Low-dose aspirin and phlebotomies can be effectively and safely used to treat PV in low-risk patients, whereas hydroxyurea is usually added when treating those at high risk.[19] Another treatment option is IFN-alpha, which can reduce the mutant clone,[20,21] control constitutional and microvascular symptoms, and prevent thrombo-hemorrhagic complications in most cases. Furthermore, targeted therapies (mainly JAK1/2 inhibitors) are now available and have led to promising results especially in patients who are resistant or intolerant to hydroxyurea.[22]

ECD therapy is recommended for all patients at the time of diagnosis, except those with minimally symptomatic disease. The possible therapeutic options include IFN-alpha-2a, pegylated IFN-alpha, corticosteroids, and imatinib, but no standard treatment regimen has yet been established.[1]

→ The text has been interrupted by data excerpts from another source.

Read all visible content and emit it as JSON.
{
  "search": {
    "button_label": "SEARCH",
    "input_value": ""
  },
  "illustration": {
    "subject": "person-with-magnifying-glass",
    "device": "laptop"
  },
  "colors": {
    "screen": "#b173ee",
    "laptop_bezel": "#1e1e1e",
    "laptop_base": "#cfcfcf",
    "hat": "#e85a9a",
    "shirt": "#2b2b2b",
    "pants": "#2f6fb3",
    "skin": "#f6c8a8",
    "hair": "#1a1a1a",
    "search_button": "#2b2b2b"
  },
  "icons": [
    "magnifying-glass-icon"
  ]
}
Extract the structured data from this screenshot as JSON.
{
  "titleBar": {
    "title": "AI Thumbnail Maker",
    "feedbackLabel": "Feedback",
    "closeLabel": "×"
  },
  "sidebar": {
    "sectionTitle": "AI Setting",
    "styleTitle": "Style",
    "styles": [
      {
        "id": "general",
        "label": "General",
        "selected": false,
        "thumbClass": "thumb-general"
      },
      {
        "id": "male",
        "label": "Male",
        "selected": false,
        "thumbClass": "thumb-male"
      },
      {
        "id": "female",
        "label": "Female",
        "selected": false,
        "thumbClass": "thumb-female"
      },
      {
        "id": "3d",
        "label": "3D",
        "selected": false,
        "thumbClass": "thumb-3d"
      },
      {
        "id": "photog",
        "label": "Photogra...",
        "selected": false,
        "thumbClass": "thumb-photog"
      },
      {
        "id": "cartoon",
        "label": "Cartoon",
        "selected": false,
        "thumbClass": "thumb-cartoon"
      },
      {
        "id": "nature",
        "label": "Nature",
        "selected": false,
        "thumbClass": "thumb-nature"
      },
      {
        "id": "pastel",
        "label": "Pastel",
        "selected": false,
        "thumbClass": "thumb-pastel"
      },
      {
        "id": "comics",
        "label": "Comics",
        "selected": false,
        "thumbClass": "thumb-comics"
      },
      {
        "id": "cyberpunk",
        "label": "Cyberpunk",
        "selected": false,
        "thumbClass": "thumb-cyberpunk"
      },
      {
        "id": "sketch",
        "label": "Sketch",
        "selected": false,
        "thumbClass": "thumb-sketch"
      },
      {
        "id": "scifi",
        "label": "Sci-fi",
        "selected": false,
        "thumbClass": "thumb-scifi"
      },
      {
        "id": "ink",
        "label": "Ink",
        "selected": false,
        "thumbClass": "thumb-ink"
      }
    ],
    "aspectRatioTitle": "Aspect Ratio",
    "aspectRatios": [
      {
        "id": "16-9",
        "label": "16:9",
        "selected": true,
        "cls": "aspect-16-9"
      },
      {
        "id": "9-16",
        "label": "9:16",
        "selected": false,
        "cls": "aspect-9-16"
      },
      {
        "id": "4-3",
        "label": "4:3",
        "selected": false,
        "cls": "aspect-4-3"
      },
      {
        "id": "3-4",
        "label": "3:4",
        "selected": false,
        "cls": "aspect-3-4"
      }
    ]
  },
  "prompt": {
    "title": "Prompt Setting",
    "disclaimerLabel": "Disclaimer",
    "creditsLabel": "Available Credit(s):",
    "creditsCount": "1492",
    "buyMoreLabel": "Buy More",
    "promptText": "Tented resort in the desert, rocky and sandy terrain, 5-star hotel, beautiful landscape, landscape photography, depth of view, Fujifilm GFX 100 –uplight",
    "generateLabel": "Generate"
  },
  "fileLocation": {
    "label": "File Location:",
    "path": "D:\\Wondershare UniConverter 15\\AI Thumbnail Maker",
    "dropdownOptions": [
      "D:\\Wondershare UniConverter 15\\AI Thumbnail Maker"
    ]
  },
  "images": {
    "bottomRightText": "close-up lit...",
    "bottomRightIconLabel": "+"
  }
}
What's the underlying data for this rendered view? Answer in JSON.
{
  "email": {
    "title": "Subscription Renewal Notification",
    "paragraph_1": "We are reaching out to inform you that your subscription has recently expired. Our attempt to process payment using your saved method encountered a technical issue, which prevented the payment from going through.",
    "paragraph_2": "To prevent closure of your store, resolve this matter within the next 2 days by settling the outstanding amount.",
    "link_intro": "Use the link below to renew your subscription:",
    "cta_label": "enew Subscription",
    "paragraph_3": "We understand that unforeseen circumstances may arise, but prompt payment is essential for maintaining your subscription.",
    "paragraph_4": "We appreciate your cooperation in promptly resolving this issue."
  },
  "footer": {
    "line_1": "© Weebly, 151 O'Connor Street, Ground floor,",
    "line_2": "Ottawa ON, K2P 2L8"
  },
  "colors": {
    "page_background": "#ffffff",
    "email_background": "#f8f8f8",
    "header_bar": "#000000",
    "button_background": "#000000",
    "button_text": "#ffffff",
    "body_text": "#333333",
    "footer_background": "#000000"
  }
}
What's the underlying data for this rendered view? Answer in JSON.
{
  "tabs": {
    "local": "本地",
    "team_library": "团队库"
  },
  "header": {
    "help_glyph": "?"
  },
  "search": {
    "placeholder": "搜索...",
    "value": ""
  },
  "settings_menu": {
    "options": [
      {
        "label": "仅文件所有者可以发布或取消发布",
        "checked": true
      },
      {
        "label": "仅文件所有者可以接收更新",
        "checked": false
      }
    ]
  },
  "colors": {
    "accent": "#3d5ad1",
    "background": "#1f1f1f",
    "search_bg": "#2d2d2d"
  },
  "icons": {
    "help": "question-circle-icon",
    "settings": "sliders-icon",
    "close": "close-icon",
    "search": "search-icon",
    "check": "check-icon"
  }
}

Interestingly, it has been reported that treatment with the BRAF inhibitor vemurafenib can lead to unprecedented clinical and radiographic improvements in ECD patients bearing the BRAFV600E mutation, but it has so far only been used in a very small number of patients enrolled in clinical trials.[23,24] Furthermore, as BRAF is the final downstream component of the JAK-STAT pathway, it can be speculated that JAK1/2 inhibitors such as ruxolitinib could also be used to treat ECD.